Thank you for the comment. Let me say that I envy your present situation where you are working with several different lasers and investigating various questions. I made a joke about your Holmium jet because of this freedom.
Those images are about one year old and I have been working on this laser exclusively during this time. I did not make a video of that original version because I never reached what I considered a definitive point of completion. I have made so many changes it is hard to remember them without my log book.
1. The laser in the image was externally triggered, produced up to 10 J in a 50usec pulse, was limited by the xenon lamps' voltage hold off to 2800V and approximately 1000J input. At maximum power the divergence was 30mrad.
2. A thyratron and then a spark gap replaced the external trigger and allowed additional power to be sent to the lamps. This increased the pulse duration to 60 usec due to the additional inductance and the power then plateaued at 20J and the divergence increased further to 40mrad. Additional input energy only increased the pulse duration.

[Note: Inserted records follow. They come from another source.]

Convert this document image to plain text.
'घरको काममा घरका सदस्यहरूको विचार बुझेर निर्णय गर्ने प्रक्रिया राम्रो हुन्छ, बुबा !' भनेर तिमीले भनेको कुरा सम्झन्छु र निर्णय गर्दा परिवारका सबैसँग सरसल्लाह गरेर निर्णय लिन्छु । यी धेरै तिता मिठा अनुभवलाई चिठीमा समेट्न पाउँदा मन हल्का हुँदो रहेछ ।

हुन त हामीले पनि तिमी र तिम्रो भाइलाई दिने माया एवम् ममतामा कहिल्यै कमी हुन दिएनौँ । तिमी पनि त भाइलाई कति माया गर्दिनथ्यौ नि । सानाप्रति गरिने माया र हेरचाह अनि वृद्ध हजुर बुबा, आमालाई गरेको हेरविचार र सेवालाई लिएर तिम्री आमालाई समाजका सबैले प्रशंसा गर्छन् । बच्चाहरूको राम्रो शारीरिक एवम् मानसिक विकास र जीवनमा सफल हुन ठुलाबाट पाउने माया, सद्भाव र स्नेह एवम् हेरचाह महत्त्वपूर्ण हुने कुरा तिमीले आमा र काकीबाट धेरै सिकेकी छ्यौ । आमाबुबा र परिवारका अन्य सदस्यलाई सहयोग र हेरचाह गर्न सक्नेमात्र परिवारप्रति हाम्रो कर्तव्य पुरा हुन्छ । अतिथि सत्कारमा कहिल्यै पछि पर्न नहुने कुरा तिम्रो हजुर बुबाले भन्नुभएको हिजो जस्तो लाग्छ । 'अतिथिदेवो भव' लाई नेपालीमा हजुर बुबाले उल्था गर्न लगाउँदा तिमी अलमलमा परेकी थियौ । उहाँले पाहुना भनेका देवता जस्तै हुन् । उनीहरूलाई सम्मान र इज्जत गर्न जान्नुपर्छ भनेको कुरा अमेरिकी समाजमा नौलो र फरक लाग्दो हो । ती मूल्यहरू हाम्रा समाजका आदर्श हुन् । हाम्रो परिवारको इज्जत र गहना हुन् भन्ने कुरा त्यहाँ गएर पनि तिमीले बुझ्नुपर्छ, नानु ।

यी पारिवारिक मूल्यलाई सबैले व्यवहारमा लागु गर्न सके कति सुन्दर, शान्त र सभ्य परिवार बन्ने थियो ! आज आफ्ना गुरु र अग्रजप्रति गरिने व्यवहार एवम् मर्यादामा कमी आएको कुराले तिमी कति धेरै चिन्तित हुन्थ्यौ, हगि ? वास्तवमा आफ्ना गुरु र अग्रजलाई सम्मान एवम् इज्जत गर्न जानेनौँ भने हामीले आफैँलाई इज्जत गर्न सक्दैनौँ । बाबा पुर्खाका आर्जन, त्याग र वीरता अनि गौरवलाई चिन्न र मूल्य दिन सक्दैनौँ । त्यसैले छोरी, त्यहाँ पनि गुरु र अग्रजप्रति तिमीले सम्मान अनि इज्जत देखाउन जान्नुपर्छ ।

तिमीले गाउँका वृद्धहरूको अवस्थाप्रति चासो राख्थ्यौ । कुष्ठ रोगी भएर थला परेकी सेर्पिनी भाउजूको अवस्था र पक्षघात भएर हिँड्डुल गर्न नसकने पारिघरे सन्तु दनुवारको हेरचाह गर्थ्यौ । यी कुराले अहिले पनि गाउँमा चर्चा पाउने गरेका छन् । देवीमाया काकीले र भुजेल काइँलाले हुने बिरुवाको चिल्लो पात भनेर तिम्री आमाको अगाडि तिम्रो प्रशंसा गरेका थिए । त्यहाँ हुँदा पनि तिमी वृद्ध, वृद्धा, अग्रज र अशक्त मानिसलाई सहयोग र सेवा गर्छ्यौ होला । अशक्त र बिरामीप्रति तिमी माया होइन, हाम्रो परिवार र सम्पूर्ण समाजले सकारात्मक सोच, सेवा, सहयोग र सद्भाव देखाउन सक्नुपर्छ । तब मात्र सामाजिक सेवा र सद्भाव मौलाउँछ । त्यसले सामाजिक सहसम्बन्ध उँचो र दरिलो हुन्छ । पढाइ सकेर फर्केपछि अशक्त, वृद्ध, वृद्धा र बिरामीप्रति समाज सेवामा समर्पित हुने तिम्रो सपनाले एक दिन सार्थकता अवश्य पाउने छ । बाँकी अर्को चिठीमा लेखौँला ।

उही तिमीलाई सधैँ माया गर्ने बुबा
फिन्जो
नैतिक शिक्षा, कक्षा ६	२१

3. Several different lamps were tried. First two then 6 and then again two, but these last two lamps were much larger, ablating wall lamps and the triggering was changed to a high voltage pulse injected parallel to the main, directly coupled, discharge circuit. The adjustable pressure in the ablating wall lamps allows the voltage stand-off to be set to match the discharge voltage and so the spark gap was removed. This last lamp configuration (the current set up) produces 12usec discharges and the laser pulse is up to 8usec long. I estimate the energy at 70J , but the calorimeter I was using to make this measurement was damaged..
The divergence is still high at 40mrad and the power output again plateaus even though I can easily increase the input beyond the 3000J where the power ceases to increase. I believe the gain is becoming so high that the highly divergent rays are simply not exiting the cavity, but develop suffecent gain to lase into the pump chamber. By lowering the dye concentration in order to lower the gain I can demonstrate that the lamps can continue to produce more light and more laser energy beyond 3000J input.
I have tried several unstable cavities that are reported to significantly reduce divergence. The simplest was a positive branch confocal resonator with a magnification of two and out coupling via an annular scraper mirror immediately in front of the convex, high reflector. I am also going to try to modify the pump chamber to a non-imaging parabolic concentrator to allow me to reduce the cell diameter from it's current 21mm to a significantly lower cross section. This looks promising as it will allow higher dye concentrations as well.